ブランド演出力と集客導線外観や内装がSNS映えするか、看板や照明を含めて視認性が高いかを検討する。Googleマップでの評価や口コミが集客に直結するため、MEO対策や定期的な情報発信も重要です。

業界動向と競合環境の注意点

市場淘汰と二極化

シーシャ業界は「新規参入の増加 → 過当競争 → 不採算店の淘汰」というサイクルを辿っています。

現在残っているのは、資本力とブランド力のあるチェーンか、固定客を掴んだコンセプト重視の個人店であり、二極化が進行中です。

地方や郊外では潜在客が限られるため、観光地や繁華街に集中する傾向があります。

業界最大級のチェーン「チルイン」も、コロナ禍や物価高、債権者トラブルなど複合的な要因で2024年9月に民事再生手続きを申請し、経営資源を主要都市に集中させています。

今後は勝ち残り組によるM&Aやフランチャイズ展開が進む可能性もあります。

安全性の確保と規制強化

先述のように、東京都では5年半で64件のシーシャ関連の一酸化炭素中毒による救急搬送があり、症状は意識障害、めまい、嘔吐、頭痛などでした。

世界保健機関(WHO)は水たばこ1回の吸煙量が紙巻たばこ約100本分に相当すると指摘しており、長時間滞在するとCO濃度が高くなる恐れがあります。

また、水たばこに使用される液体に違法なTHCリキッドが含まれていた店舗が摘発されるなど、規制強化も進んでいます。

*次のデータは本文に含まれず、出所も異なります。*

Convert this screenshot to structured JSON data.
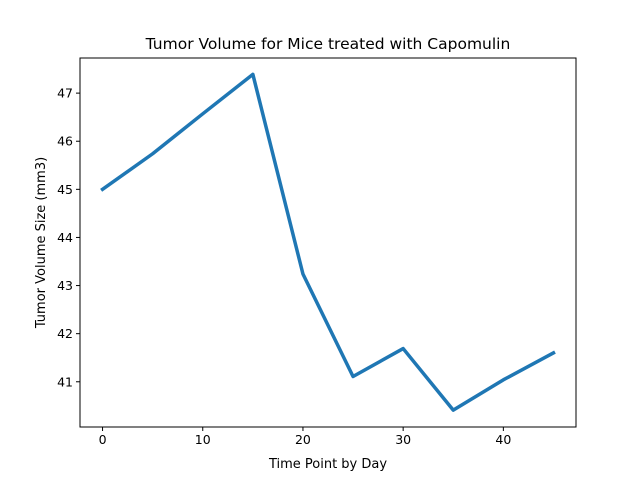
{
  "chart_data": {
    "type": "line",
    "title": "Tumor Volume for Mice treated with Capomulin",
    "xlabel": "Time Point by Day",
    "ylabel": "Tumor Volume Size (mm3)",
    "xlim": [
      -2.25,
      47.25
    ],
    "ylim": [
      40.06,
      47.73
    ],
    "xticks": [
      0,
      10,
      20,
      30,
      40
    ],
    "yticks": [
      41,
      42,
      43,
      44,
      45,
      46,
      47
    ],
    "grid": false,
    "series": [
      {
        "color": "#1f77b4",
        "x": [
          0,
          5,
          10,
          15,
          20,
          25,
          30,
          35,
          40,
          45
        ],
        "y": [
          45.0,
          45.74,
          46.57,
          47.39,
          43.24,
          41.11,
          41.69,
          40.41,
          41.04,
          41.6
        ]
      }
    ]
  }
}
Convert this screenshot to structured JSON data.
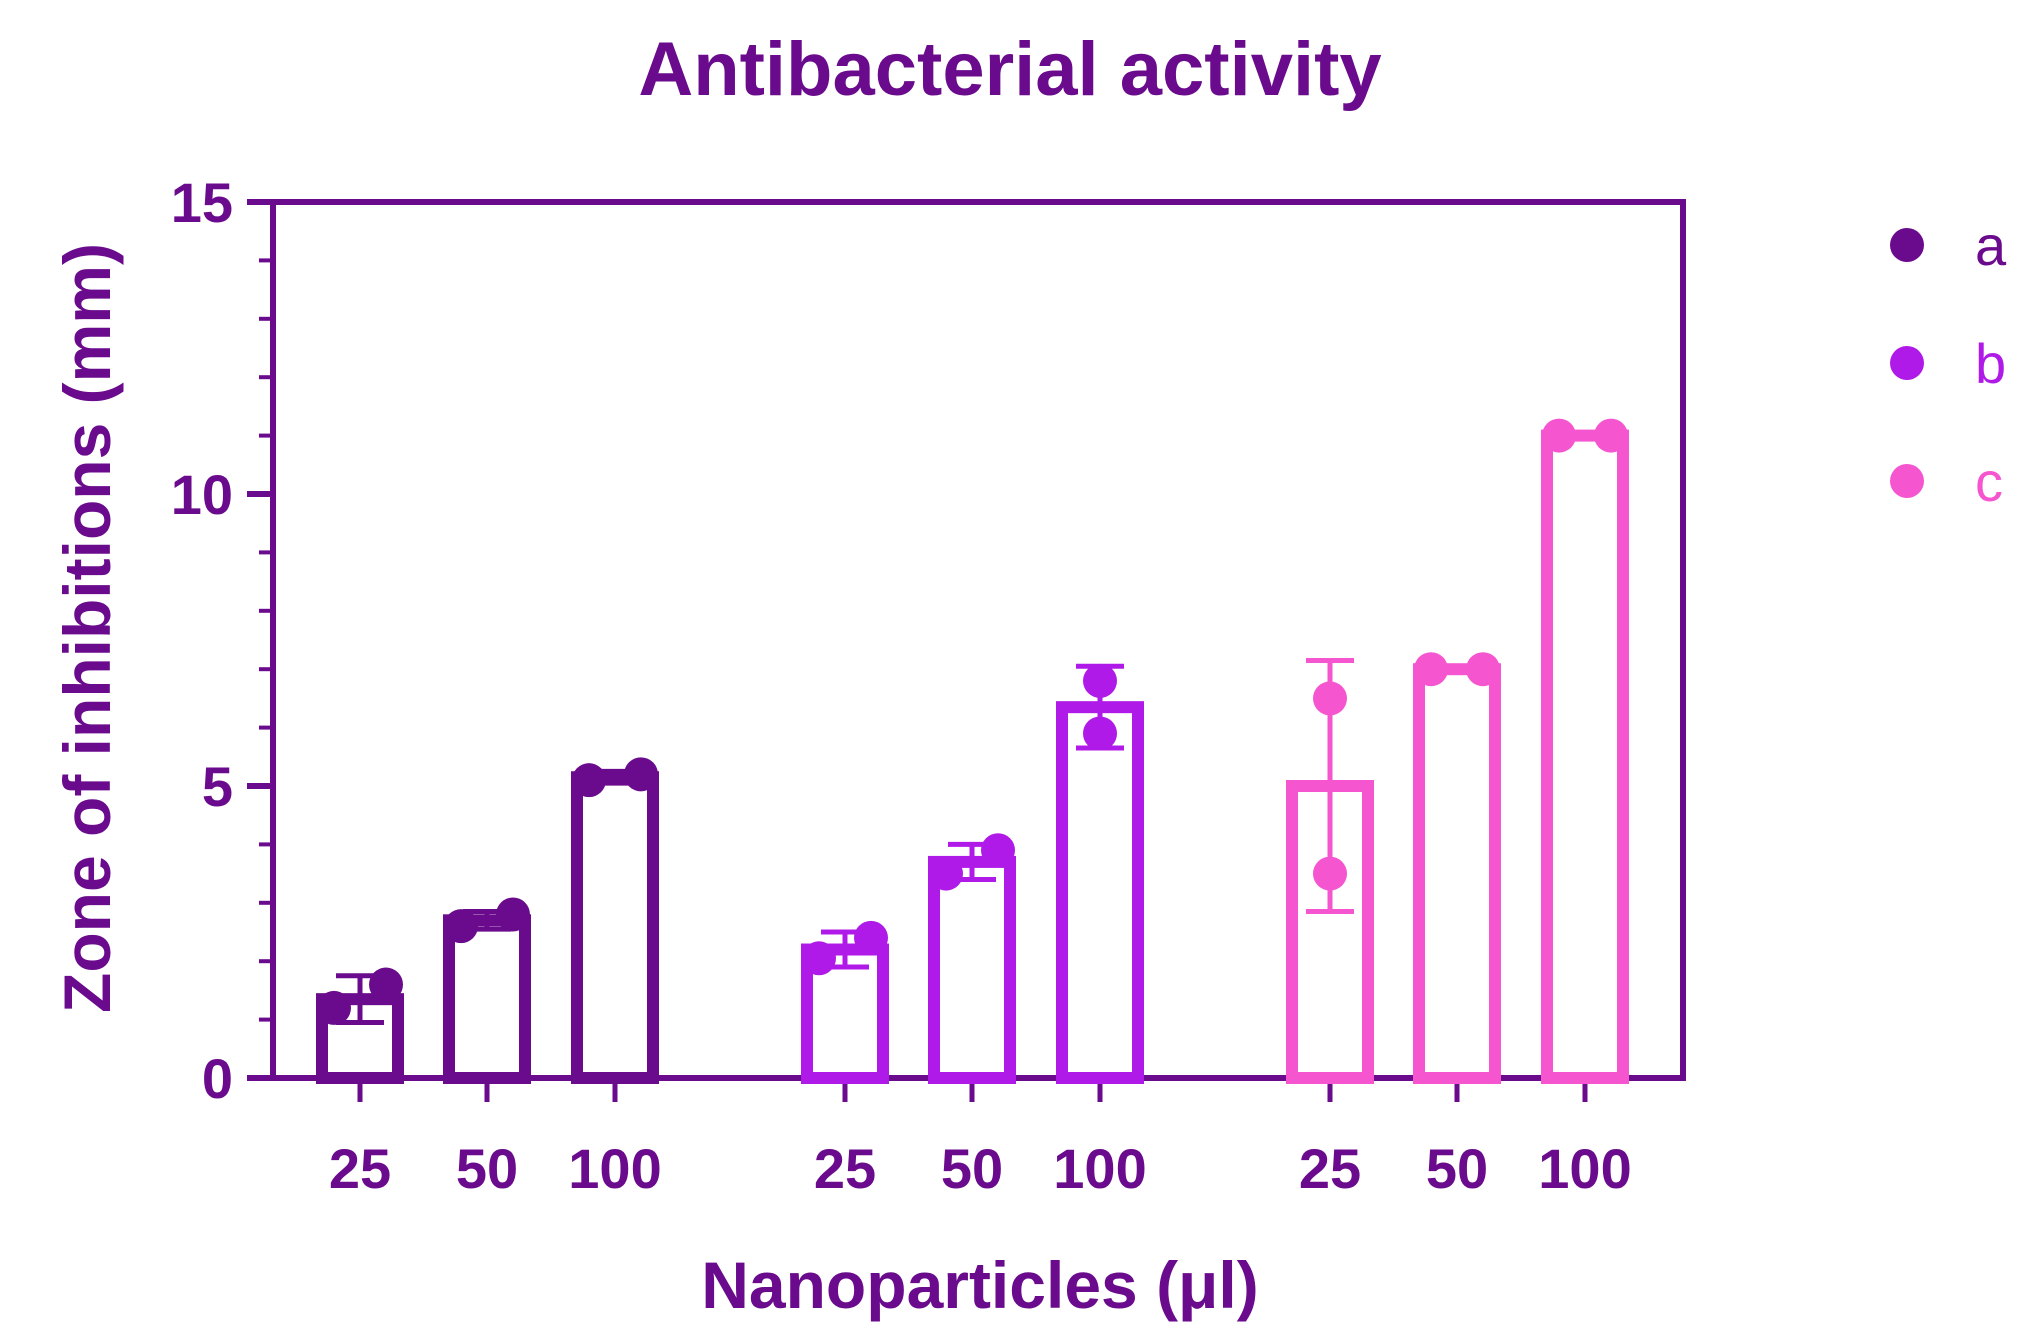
{
  "chart_data": {
    "type": "bar",
    "title": "Antibacterial activity",
    "xlabel": "Nanoparticles (μl)",
    "ylabel": "Zone of inhibitions (mm)",
    "ylim": [
      0,
      15
    ],
    "yticks": [
      0,
      5,
      10,
      15
    ],
    "categories": [
      "25",
      "50",
      "100"
    ],
    "legend_position": "right",
    "series": [
      {
        "name": "a",
        "color": "#6a0a8c",
        "values": [
          1.35,
          2.7,
          5.15
        ],
        "errors": [
          0.4,
          0.15,
          0.1
        ],
        "points": [
          [
            1.2,
            1.6
          ],
          [
            2.6,
            2.8
          ],
          [
            5.1,
            5.2
          ]
        ]
      },
      {
        "name": "b",
        "color": "#b01ae8",
        "values": [
          2.2,
          3.7,
          6.35
        ],
        "errors": [
          0.3,
          0.3,
          0.7
        ],
        "points": [
          [
            2.05,
            2.4
          ],
          [
            3.5,
            3.9
          ],
          [
            5.9,
            6.8
          ]
        ]
      },
      {
        "name": "c",
        "color": "#f556d0",
        "values": [
          5.0,
          7.0,
          11.0
        ],
        "errors": [
          2.15,
          0.05,
          0.05
        ],
        "points": [
          [
            3.5,
            6.5
          ],
          [
            7.0,
            7.0
          ],
          [
            11.0,
            11.0
          ]
        ]
      }
    ]
  }
}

オーナーは換気、火災対策、CO検知器の設置、スタッフへの安全教育を徹底し、利用者には適度な休憩や換気を促すことが求められます。

卸業者との連携と差別化

店舗が淘汰される中でも「生き残る店」と強固な関係を築き、コスト削減や売れるフレーバーミックスの提案など経営改善支援を行うこと、競合と差別化できる独自商品を提供することが推奨されています。

高単価路線やインバウンド客向け店舗、サブスク・会員制、飲食併設など複合業態は生き残る可能性が高いとされ、卸業者からのサポートも重要です。

おわりに:開業検討者へのアドバイス

シーシャバー開業において立地は重要な土台ですが、それだけで成功は決まりません。

大手チェーンは駅近の一等地に集中し、ドリンクやダーツを組み合わせた新業態でライト層を取り込みました。

中規模チェーンはコンセプト作りとSNS発信に力を入れ、五感を満たす内装で支持を広げています。

個人店でもMEOや看板戦略を徹底することで、月200組の新規客を呼び込む成功例があります。

一方、競争激化による過当競争や需要の読み違い、高家賃・コスト増などが閉店要因となるケースが多く、資金力のない個人店ほど撤退を余儀なくされています。

運転資金を十分に確保し、家賃と規模のバランスを見極め、ターゲットに合ったコンセプトと安全対策を徹底してください。

最後に、シーシャ業界は今後も二極化と淘汰が続くと予想されますが、唯一無二の空間とサービスを提供する店舗にはチャンスがあります。

立地選びとコンセプト作り、集客・安全対策を総合的に設計し、自店の強みを磨いてください。